Extracellular adenosine is a danger/injury signal that initiates protective physiology, such as hypothermia. Adenosine has been shown to trigger hypothermia via agonism at A₁ and A₃ adenosine receptors (A₁AR, A₃AR). Here, we find that adenosine continues to elicit hypothermia in mice null for A₁AR and A₃AR and investigated the effect of agonism at A_2AAR or A_2BAR. The poorly brain penetrant A_2AAR agonists CGS-21680 and PSB-0777 caused hypothermia, which was not seen in mice lacking A_2AAR. MRS7352, a likely non-brain penetrant A_2AAR antagonist, inhibited PSB-0777 hypothermia.

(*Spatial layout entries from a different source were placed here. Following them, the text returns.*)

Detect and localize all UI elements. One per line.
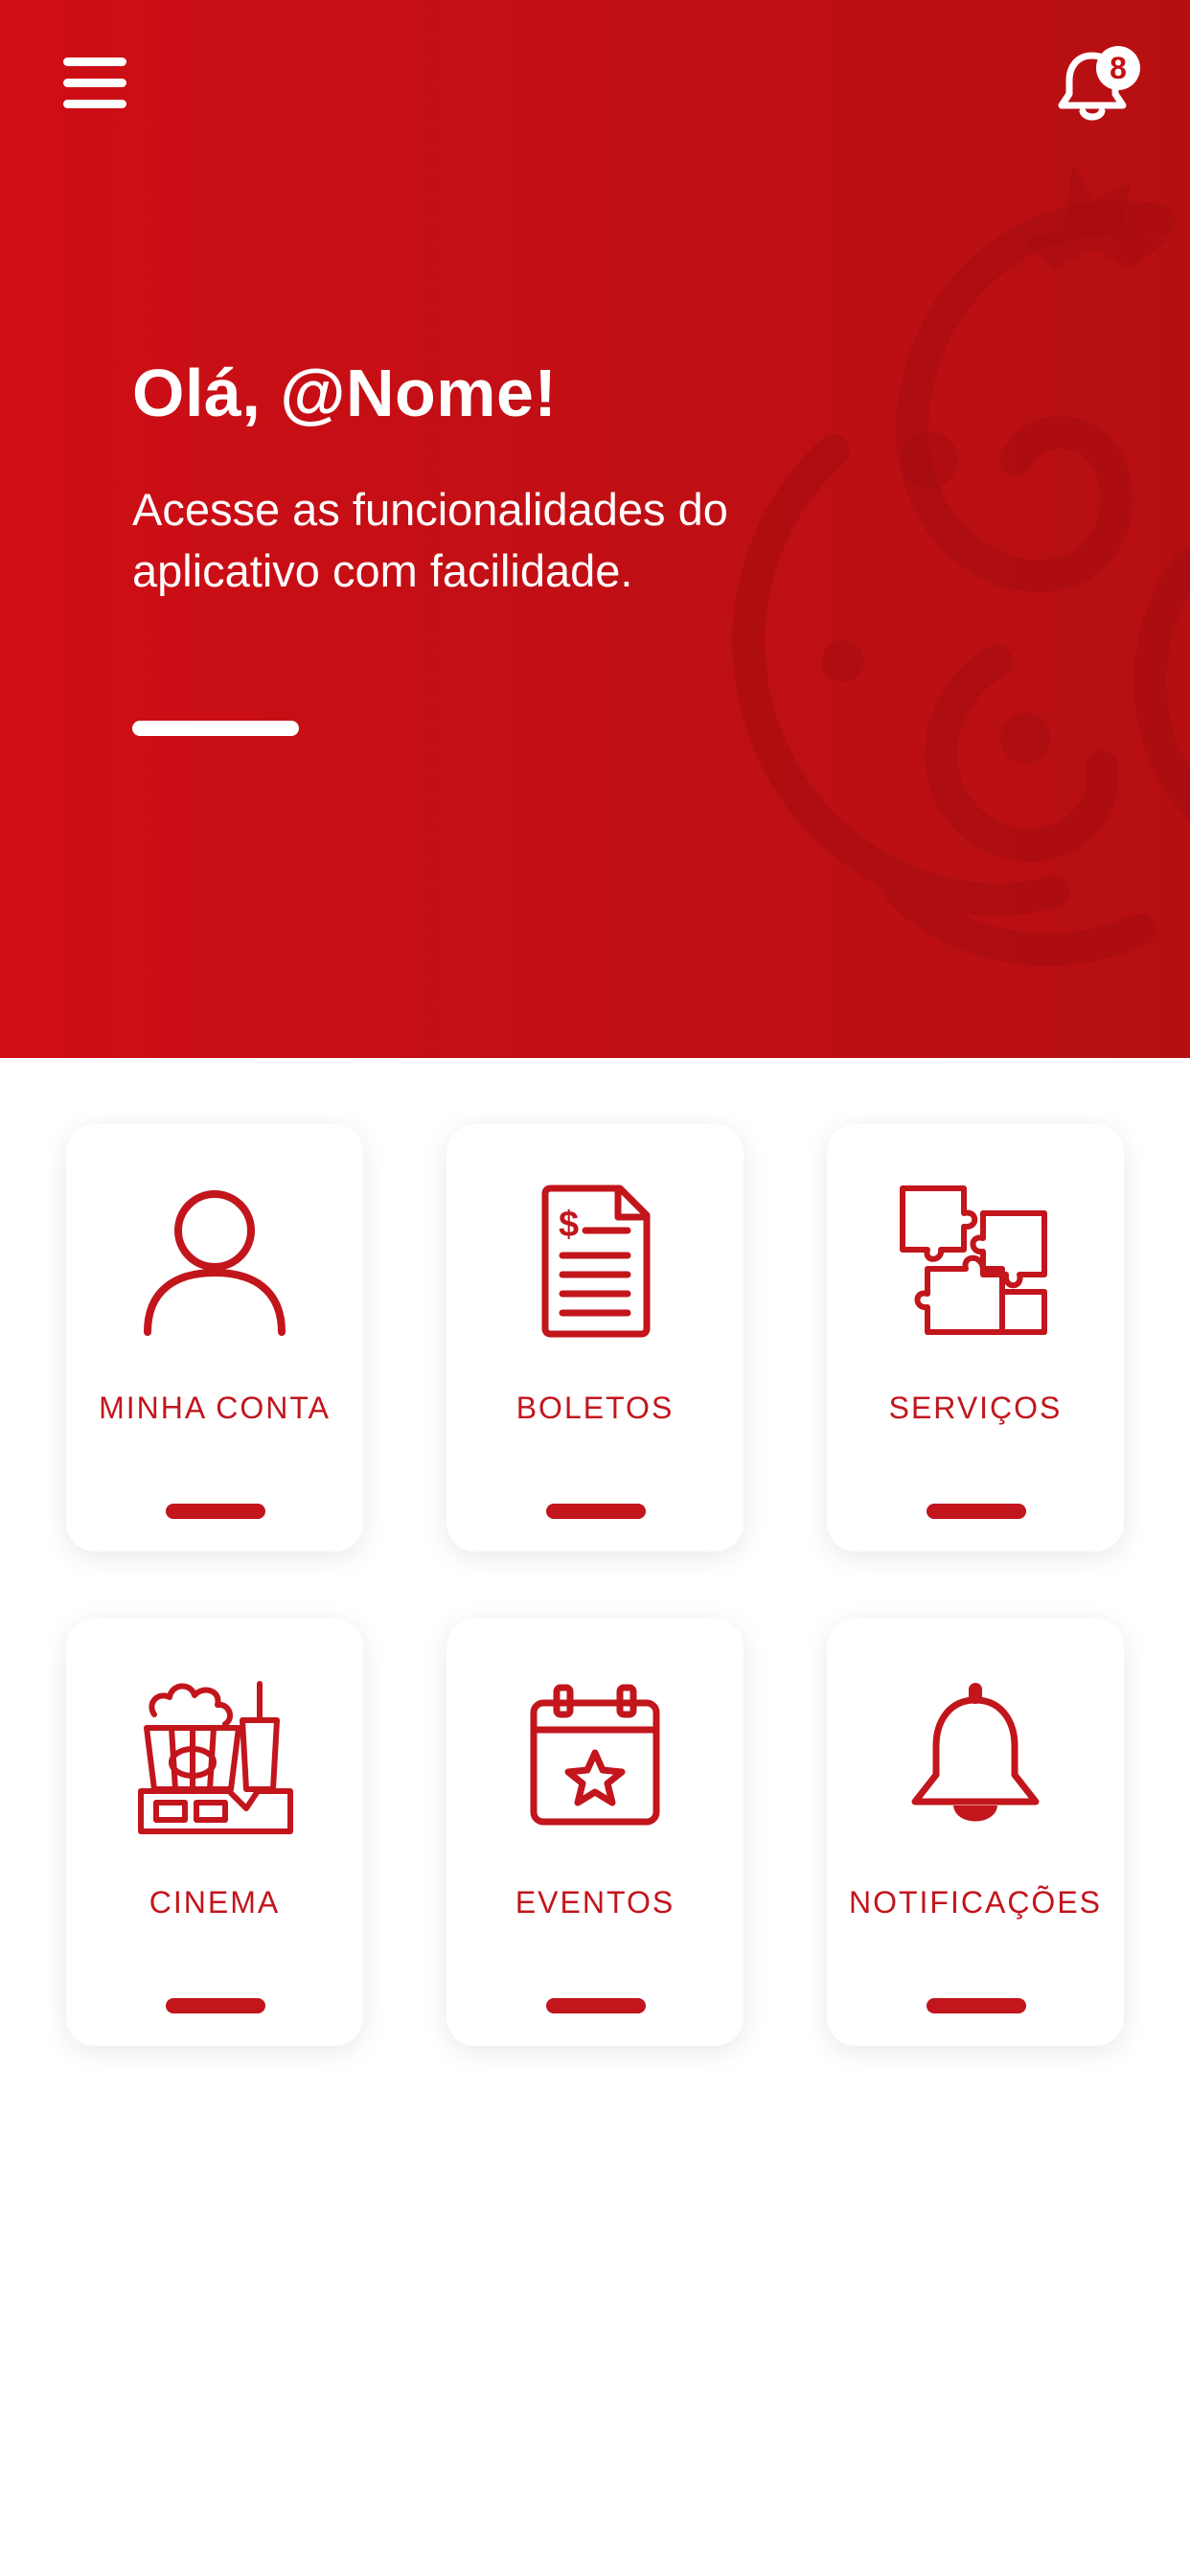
card-notificacoes[interactable]: NOTIFICAÇÕES xyxy=(827,1619,1124,2046)
ornament-watermark xyxy=(732,163,1190,966)
title-underline xyxy=(132,721,299,736)
bell-icon xyxy=(911,1683,1040,1822)
menu-bar xyxy=(63,100,126,108)
hero-banner: 8 Olá, @Nome! Acesse as funcionalidades … xyxy=(0,0,1190,1058)
menu-bar xyxy=(63,58,126,66)
card-eventos[interactable]: EVENTOS xyxy=(446,1619,744,2046)
card-label: BOLETOS xyxy=(515,1391,675,1425)
card-boletos[interactable]: $ BOLETOS xyxy=(446,1124,744,1552)
card-label: MINHA CONTA xyxy=(99,1391,331,1425)
card-cinema[interactable]: CINEMA xyxy=(66,1619,363,2046)
card-bar xyxy=(927,1504,1026,1519)
card-minha-conta[interactable]: MINHA CONTA xyxy=(66,1124,363,1552)
menu-button[interactable] xyxy=(63,56,130,111)
notification-badge: 8 xyxy=(1096,46,1140,90)
card-bar xyxy=(166,1998,265,2013)
card-label: EVENTOS xyxy=(515,1885,675,1920)
svg-text:$: $ xyxy=(559,1205,579,1245)
calendar-star-icon xyxy=(530,1684,660,1826)
card-bar xyxy=(927,1998,1026,2013)
card-bar xyxy=(166,1504,265,1519)
card-servicos[interactable]: SERVIÇOS xyxy=(827,1124,1124,1552)
card-label: CINEMA xyxy=(149,1885,281,1920)
greeting-subtitle: Acesse as funcionalidades do aplicativo … xyxy=(132,484,728,596)
notifications-button[interactable]: 8 xyxy=(1054,42,1150,128)
card-label: SERVIÇOS xyxy=(888,1391,1063,1425)
cinema-icon xyxy=(138,1681,293,1834)
card-label: NOTIFICAÇÕES xyxy=(848,1885,1102,1920)
invoice-icon: $ xyxy=(541,1184,651,1338)
puzzle-icon xyxy=(900,1185,1047,1335)
user-icon xyxy=(144,1190,286,1336)
greeting-title: Olá, @Nome! xyxy=(132,356,558,430)
card-bar xyxy=(546,1998,646,2013)
menu-bar xyxy=(63,79,126,87)
card-bar xyxy=(546,1504,646,1519)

While vasodilation is probably a contributory mechanism, A_2AAR agonism also caused hypometabolism, indicating that vasodilation is not the sole mechanism. The A_2BAR agonist BAY60-6583 elicited hypothermia, which was lost in mice null for A_2BAR. Low intracerebroventricular doses of BAY60-6583 also caused hypothermia, indicating a brain site of action, with neuronal activation in the preoptic area and paraventricular nucleus of the hypothalamus. Thus, agonism at any one of the canonical adenosine receptors, A₁AR, A_2AAR, A_2BAR, or A₃AR, can cause hypothermia. This four-fold redundancy in adenosine-mediated initiation of hypothermia may reflect the centrality of hypothermia as a protective response.